Tannehill saw himself as a quarterback all along. "It was kind of a unique experience changing positions," he said during this Thursday combine press conference. "I went to A&M as a quarterback. I redshirted as a quarterback. I went into camp my freshman year as a quarterback and was going to be third on the depth chart and they moved me out to receiver. I ended up having some success that day and about two days later, I was in the starting rotation at receiver. It was a quick turnaround. I was frustrated by the fact that I didn't get to play quarterback. It's what I always what I wanted to be. So I was frustrated by it, but blessed by the opportunity to be able to play another position. Not a lot of people get to contribute in another way to help their team. It was exciting for me to be able to do that. I learned a lot about the game, got a lot of experience.
"Even though it wasn't at the quarterback position, I did get experience playing football and seeing the game out there. I learned a lot from it, and fortunately I was able to get back to where I wanted to be under center."
One personnel executive who agrees that Tannehill is on the right track is Seattle general manager John Schneider, who pointed to Tannehill this week as the perfect example of the kind of player he wants running his offense -- as much an athlete as a quarterback.

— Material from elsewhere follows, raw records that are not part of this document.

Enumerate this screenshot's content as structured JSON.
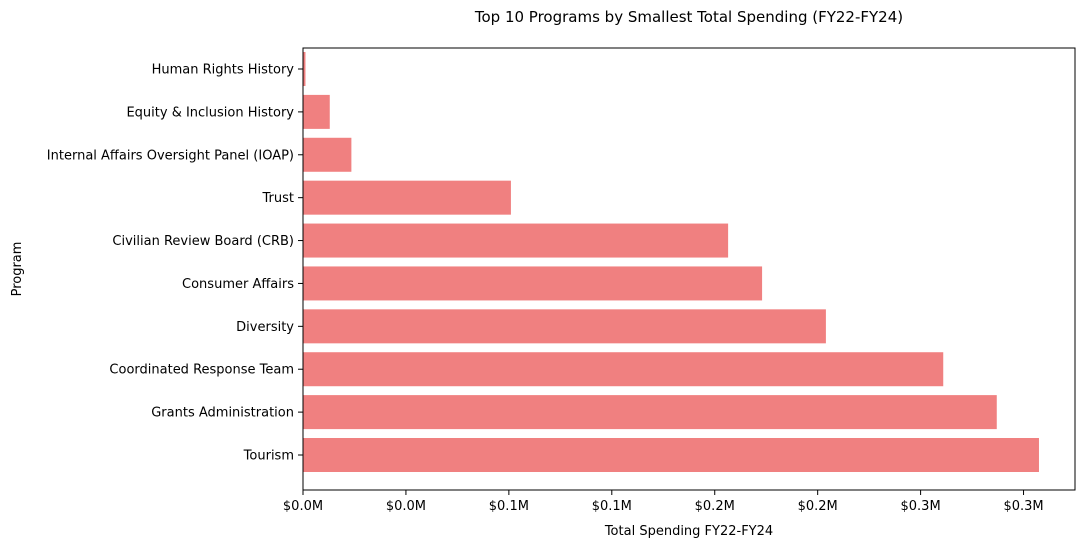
{
  "chart_data": {
    "type": "bar",
    "orientation": "horizontal",
    "title": "Top 10 Programs by Smallest Total Spending (FY22-FY24)",
    "xlabel": "Total Spending FY22-FY24",
    "ylabel": "Program",
    "categories": [
      "Human Rights History",
      "Equity & Inclusion History",
      "Internal Affairs Oversight Panel (IOAP)",
      "Trust",
      "Civilian Review Board (CRB)",
      "Consumer Affairs",
      "Diversity",
      "Coordinated Response Team",
      "Grants Administration",
      "Tourism"
    ],
    "values": [
      1200,
      13000,
      23500,
      101000,
      206500,
      223000,
      254000,
      311000,
      337000,
      357500
    ],
    "xlim": [
      0,
      375000
    ],
    "xticks": [
      0,
      50000,
      100000,
      150000,
      200000,
      250000,
      300000,
      350000
    ],
    "xtick_labels": [
      "$0.0M",
      "$0.0M",
      "$0.1M",
      "$0.1M",
      "$0.2M",
      "$0.2M",
      "$0.3M",
      "$0.3M"
    ],
    "bar_color": "#f08080",
    "grid": false,
    "legend": "none"
  }
}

"First and foremost, that's what we're looking for," Schneider said on Thursday. "Especially at that position. Guys that have always been in the quarterback schools, the special camps, and all that kind of stuff. They make me a little nervous to a certain extent. This guy is a real football player. He played defense. You could see him last year when he stepped in, he just went out and played. He had this natural toughness about him that the players really rallied around and went on a winning streak and he did a great job. I felt like this year, he had well over 60 drops. He did a nice job."
His former coach is impressed. The NFL is waiting. And Ryan Tannehill, the third man in this year's quarterbacks class, will have to be patient, see a month go by, and then have the league descend on him to roll the final grade.